20 janvier 2021 – Il y a à peu près un an, madame la ministre Buzyn faisait parvenir à son président de la République une note sur la possibilité de l’extension d’un virus peu avenant.

Il y a à peu près un an les Chinois commençaient à s’inquiéter sérieusement du virus officiellement encore non identifié qui avait frappé plusieurs habitants de Wuhan.

Il y a à peu près un an, le président Trump fulminait contre la Chine et s’apprêtait à faire interdire les vols entre la Chine et les Etats-Unis.

Il y a à peu près un an, le même Trump s’apprêtait à affronter une procédure de destitution dont il riait par avance, et dont il triompherait d’une façon telle que nul ne douterait plus qu’il serait réélu à la suite d’une campagne devenue morne tant il la dominerait.

Il y a à peu près un an, nul ne prêtait attention à Ol’White Joe Biden, lequel observait d’un œil attendri les affaires ukrainiennes et chinoises de son fils sans trop se préoccuper d’une campagne présidentielle dont il n’attendait pas grand’chose bien qu’il se soit porté candidat à l’insistance du parti démocrate, sinon une élimination précoce que tout le monde lui prédisait. 

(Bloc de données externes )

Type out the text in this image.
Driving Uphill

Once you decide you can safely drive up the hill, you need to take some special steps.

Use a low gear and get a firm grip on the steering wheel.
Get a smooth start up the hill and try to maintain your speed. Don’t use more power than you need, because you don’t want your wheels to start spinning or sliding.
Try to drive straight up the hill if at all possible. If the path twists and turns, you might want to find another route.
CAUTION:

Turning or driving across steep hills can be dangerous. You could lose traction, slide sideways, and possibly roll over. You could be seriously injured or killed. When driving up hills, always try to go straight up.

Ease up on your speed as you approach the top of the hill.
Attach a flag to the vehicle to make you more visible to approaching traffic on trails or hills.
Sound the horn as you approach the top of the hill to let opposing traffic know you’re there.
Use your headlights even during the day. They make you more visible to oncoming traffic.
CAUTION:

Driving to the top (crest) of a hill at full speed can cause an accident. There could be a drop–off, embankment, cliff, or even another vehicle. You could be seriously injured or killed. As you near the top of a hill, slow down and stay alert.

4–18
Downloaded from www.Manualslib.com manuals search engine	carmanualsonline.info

Puis vint le virus et le virus régna aussitôt sur toute l’étendue du monde. J’écrivis sur mon état d’‘homme stupéfié’ (plutôt qu’“homme stupéfait”) devant la fantastique mobilisation, comme sur un diktat des enfers déguisés en une sorte de totem du ‘soignant-sachant’ présenté comme un don du Ciel, qui saisit cet autre monde prétendant à la globalisation comme achèvement de la civilisation. Moi qui ai vécu deux (“grippe asiatique” et “grippe de Hong-Kong”) des trois grandes crises grippales du XXème siècle sans m’apercevoir de quoi que ce soit, je crois qu’il y eut aussitôt une volonté de ‘revanche’ du corps sanitaire, en France, mais aussi bien dans l’ensemble de notre civilisation devenue postmoderne, – une ‘revanche’ sur ces pandémies passées inaperçues au nez et à la barbe de la science du type-« raison suffisant » (et raison-subvertie). Je crois avoir lu de la part d’un grand médecin-scientifique, – je ne suis pas assez sûr pour citer un nom, mais tout à fait sûr de ma mémoire quant à l’esprit de la déclaration : “Nous avons été pris lors de la grippe de Hong-Kong alors que nous pouvions riposter avec notre technologie déjà disponible ; cela ne se reproduira plus”.

Effectivement, cette épidémie de 1969 fut considérée plus tard (en 2003 comme on voit ci-dessous) comme un grave échec qui demandait réparation. Les petites plumes laborieuses du “Service CheckNews” de ‘Libération’ ont fait un beau dossier là-dessus, d’où j’extrais ce paragraphe qui justifie cette impression du “Nous ne nous ferons plus avoir”, entraînant la réaction colossale face à Covid19 :

« Il faudra attendre 2003, et les recherches de l’épidémiologiste Antoine Flahault dans les fichiers de l’Inserm pour obtenir un bilan de la grippe de Hongkong. 31 226 morts au total, en deux mois. Aujourd’hui, les données concernant cette grippe, sont encore difficiles à trouver loin d’être mises en évidence. “Il y a une volonté d’oublier un grand raté collectif : les politiques, les médias, les médecins. Et un bilan catastrophique : 31 000 morts en deux mois. Personne n’est bien fier de tout cela”, conclut Patrice Bourdelais. »

Il y a une sorte d’hybris scientifique dans toutes ces remarques, me semble-t-il, et cette observation m’a conduit à des réflexions de grande ambition, ou plutôt à retrouver une conviction assez vague mais très forte que j’ai éprouvée dès le départ, comme lorsque je parle de l’‘homme stupéfié’.

Ce que je me dis renvoie au terrible dilemme où nous plonge l’effondrement de cette civilisation qui déteste absolument le dicton selon lequel « Le mieux est l’ennemi du bien ». Ce que j’entrevois sans trop vouloir en dire plus, c’est la mise en évidence de ce que la recherche d’une riposte irrésistible, “quoi qu’il en coûte” comme dit l’autre, a allumé la mèche d’une fantastique explosion que nul ne voulait prévoir, que nul ne voulait accepter ; ce qui est rendu désormais possible, au-delà de la comptabilité morbide dont on sait combien la mathématique ne dit rien de sa réelle signification, c’est absolument la fin d’une civilisation.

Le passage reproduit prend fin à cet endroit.